Did you ever wonder why some units of produce are priced per unit while others are priced per pound? For example, the cucumbers here are priced generally a 99 cents each, or more if they are enormous. Corn is priced at 4 per dollar or 5 per $2.00 or some other per unit price based on the season. On the other hand, sweet potatoes are typically priced by weight, such as $0.59 per pound, the same is true for apples, and my favorite red and orange and yellow peppers.
Why is this the case? It would be fun to ask the grocers, but perhaps it is a better microeconomic exercise to ponder a reason why. I actually don’t know the real reason, but for those interested, the way to systematically approach possible solutions to these puzzles is to simply think about the costs and benefits of pricing different types of produce in each way.
From thinking about it, I can safely rule out my knee-jerk response – that per unit pricing is used for produce that is more uniform in size and quality, while per pound pricing is used for my variable types. But that cannot be – the distribution of quality and size within say apples appears to me to be no different than for sweet potatoes and peppers. Or maybe I am wrong. Is it the case that better produce (for some types of produce) is heavier, even if it is the same size as other units? And that the produce which is priced by the pound is the produce for whom weight is a good proxy for quality? I don’t know enough about fruits and vegetables to make that determination.
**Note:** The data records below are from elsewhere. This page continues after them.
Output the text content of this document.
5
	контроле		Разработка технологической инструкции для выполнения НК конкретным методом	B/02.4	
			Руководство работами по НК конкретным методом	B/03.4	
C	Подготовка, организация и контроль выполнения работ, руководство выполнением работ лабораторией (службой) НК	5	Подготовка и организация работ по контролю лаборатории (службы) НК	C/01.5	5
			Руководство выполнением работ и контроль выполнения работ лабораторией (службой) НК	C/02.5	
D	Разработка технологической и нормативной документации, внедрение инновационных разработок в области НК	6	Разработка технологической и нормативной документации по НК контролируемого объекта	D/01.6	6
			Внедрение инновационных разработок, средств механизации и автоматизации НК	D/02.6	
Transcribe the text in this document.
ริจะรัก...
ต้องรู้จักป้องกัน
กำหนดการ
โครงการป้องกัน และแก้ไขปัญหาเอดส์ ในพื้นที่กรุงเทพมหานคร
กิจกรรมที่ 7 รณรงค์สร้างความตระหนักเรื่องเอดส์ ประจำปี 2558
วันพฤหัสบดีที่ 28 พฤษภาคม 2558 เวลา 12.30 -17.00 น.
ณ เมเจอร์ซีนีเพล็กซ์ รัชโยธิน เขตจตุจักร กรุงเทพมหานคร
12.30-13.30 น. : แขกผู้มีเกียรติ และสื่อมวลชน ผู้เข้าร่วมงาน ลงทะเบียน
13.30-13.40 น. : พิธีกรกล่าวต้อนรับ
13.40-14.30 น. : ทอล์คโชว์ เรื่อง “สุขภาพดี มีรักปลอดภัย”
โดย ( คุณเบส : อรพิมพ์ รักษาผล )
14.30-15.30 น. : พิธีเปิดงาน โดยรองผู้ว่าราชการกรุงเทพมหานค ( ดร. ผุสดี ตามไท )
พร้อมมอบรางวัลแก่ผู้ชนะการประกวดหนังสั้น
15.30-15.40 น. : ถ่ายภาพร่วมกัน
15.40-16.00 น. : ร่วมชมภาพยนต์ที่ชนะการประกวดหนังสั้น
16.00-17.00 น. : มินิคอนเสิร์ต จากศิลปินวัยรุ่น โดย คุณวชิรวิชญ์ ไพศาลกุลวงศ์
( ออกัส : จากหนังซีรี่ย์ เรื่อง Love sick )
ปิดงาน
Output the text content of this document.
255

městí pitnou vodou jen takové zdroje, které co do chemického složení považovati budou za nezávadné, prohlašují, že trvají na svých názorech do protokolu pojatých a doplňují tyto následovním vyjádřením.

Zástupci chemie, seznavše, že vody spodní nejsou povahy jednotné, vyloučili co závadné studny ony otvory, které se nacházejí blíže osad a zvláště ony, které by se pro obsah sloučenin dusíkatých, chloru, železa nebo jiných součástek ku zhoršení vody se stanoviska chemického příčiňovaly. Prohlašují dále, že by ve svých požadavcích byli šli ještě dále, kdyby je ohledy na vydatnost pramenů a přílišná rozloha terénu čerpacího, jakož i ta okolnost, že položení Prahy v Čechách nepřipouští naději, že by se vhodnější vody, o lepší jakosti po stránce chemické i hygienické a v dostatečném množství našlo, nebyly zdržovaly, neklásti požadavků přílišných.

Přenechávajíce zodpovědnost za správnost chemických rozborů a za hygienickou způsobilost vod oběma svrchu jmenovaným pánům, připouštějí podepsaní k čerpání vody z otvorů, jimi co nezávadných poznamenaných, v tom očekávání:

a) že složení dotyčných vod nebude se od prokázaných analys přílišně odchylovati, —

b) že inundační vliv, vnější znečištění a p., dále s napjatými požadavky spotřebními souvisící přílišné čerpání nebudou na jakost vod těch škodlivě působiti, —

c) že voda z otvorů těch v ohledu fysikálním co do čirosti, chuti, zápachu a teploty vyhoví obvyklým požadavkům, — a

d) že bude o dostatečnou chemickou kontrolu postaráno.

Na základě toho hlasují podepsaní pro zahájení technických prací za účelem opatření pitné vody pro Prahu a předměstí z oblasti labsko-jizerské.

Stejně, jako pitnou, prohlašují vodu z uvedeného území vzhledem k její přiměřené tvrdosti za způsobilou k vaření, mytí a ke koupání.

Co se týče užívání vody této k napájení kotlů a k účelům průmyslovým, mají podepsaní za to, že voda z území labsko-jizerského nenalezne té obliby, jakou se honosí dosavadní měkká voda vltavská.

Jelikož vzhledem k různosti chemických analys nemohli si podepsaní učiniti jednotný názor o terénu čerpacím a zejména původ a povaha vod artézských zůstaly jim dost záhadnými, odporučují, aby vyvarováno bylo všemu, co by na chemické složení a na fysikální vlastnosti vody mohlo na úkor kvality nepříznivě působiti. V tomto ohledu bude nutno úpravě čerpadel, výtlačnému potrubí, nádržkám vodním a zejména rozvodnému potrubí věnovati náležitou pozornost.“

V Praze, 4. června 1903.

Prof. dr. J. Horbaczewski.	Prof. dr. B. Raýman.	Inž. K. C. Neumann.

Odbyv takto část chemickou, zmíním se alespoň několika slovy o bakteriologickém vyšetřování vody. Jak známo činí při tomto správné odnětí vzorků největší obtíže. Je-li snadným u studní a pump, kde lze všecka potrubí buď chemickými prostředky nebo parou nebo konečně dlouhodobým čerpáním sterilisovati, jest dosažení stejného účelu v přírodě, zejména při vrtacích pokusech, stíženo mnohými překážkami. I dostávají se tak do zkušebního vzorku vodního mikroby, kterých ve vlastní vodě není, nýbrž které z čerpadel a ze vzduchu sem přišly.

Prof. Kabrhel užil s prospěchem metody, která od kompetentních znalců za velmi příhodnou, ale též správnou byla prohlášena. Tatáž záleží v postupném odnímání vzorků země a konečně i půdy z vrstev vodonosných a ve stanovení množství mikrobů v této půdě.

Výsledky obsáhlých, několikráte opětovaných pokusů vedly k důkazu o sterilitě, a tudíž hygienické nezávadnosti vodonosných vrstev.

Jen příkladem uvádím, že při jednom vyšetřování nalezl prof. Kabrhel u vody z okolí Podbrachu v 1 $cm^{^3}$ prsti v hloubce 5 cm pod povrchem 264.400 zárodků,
Would it have something to do with packaging and shipping? With the quantities that consumers typically buy? With the variation in pricing? With how long produce remains fresh? With tradition in each particular item’s market? For each of these assertions, we’d have to think about the benefits and costs of each – an exercise I will not entertain here. But please take a shot at it, and I promise not to throw tomatoes at you for the effort!
Corn by the ear is easy: there may or may be a lot of stalk, and if you feel the ear, you can judge not whether the ear is full, but whether it is young corn.
If you are in the farmers’ market in Berkeley, you buy cucumbers by the piece, tomatoes and zucchini by the pound, and marijuana by the key. Bet they never asked any microeconomic questions.